Born in Flames is a lo-fi transmission from an alternate timeline, where socialism has been enacted on the state level but old divisions of gender, sexuality and race are still entrenched — it’s the rare American film that’s truly revolutionary in both its politics and style. Though it was developed from a tremendous amount of research and time spent with sex workers, Working Girls does not present itself as a documentary like Born in Flames does. But at its core it is a tremendously real film, a sober look at an often sensationalized subject and a thoroughly material analysis of a workplace.
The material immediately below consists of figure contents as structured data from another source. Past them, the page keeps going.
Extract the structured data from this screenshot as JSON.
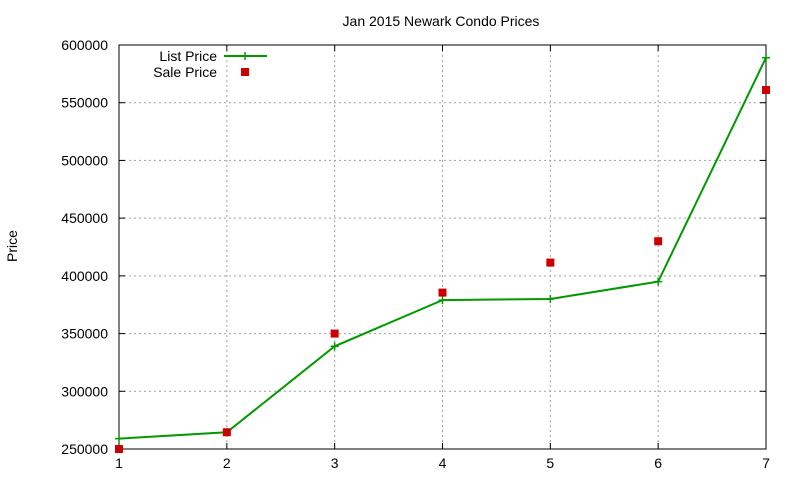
{
  "chart_data": {
    "type": "line",
    "title": "Jan 2015 Newark Condo Prices",
    "xlabel": "",
    "ylabel": "Price",
    "x": [
      1,
      2,
      3,
      4,
      5,
      6,
      7
    ],
    "xlim": [
      1,
      7
    ],
    "ylim": [
      250000,
      600000
    ],
    "xticks": [
      "1",
      "2",
      "3",
      "4",
      "5",
      "6",
      "7"
    ],
    "yticks": [
      "250000",
      "300000",
      "350000",
      "400000",
      "450000",
      "500000",
      "550000",
      "600000"
    ],
    "ytick_values": [
      250000,
      300000,
      350000,
      400000,
      450000,
      500000,
      550000,
      600000
    ],
    "grid": true,
    "legend_position": "top-left",
    "series": [
      {
        "name": "List Price",
        "style": "line-with-plus-markers",
        "color": "#009900",
        "values": [
          259000,
          264500,
          339000,
          379000,
          380000,
          395000,
          589000
        ]
      },
      {
        "name": "Sale Price",
        "style": "square-markers",
        "color": "#cc0000",
        "values": [
          250000,
          264500,
          350000,
          385500,
          411500,
          430000,
          561000
        ]
      }
    ]
  }
}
More than sex itself, we see the things around sex, all the maintenance and upkeep, the aesthetic and emotional labor, the nagging of a boss who might act like your friend but still keeps a short leash. Working Girls is a collage of tissues, wet wipes and dollar bills; the girls are constantly having to run little errands and fetch condoms or birth control, just as office workers might make a run for paper or ink. Aside from bookended scenes outside the job, the film rarely ever leaves the brothel, a slightly uncanny and off-kilter studio set: It’s comfortable, but a little stuffy, with a sense the walls are slowly closing in, in the way that any work space will eventually drive you crazy. Given the almost sitcom feeling of its primary location, Working Girls has an appropriately sly sense of humor, built off the kind of natural hijinks and rapport that comes from co-workers stuck in a room together.
While Born in Flames might be radical in the in-your-face, in-the-streets sense, Working Girls is a very different kind of radical film — one that gains its power by showing how sex work, despite the misunderstanding and whorephobic society around it, is so often just as mundane as any other line of work.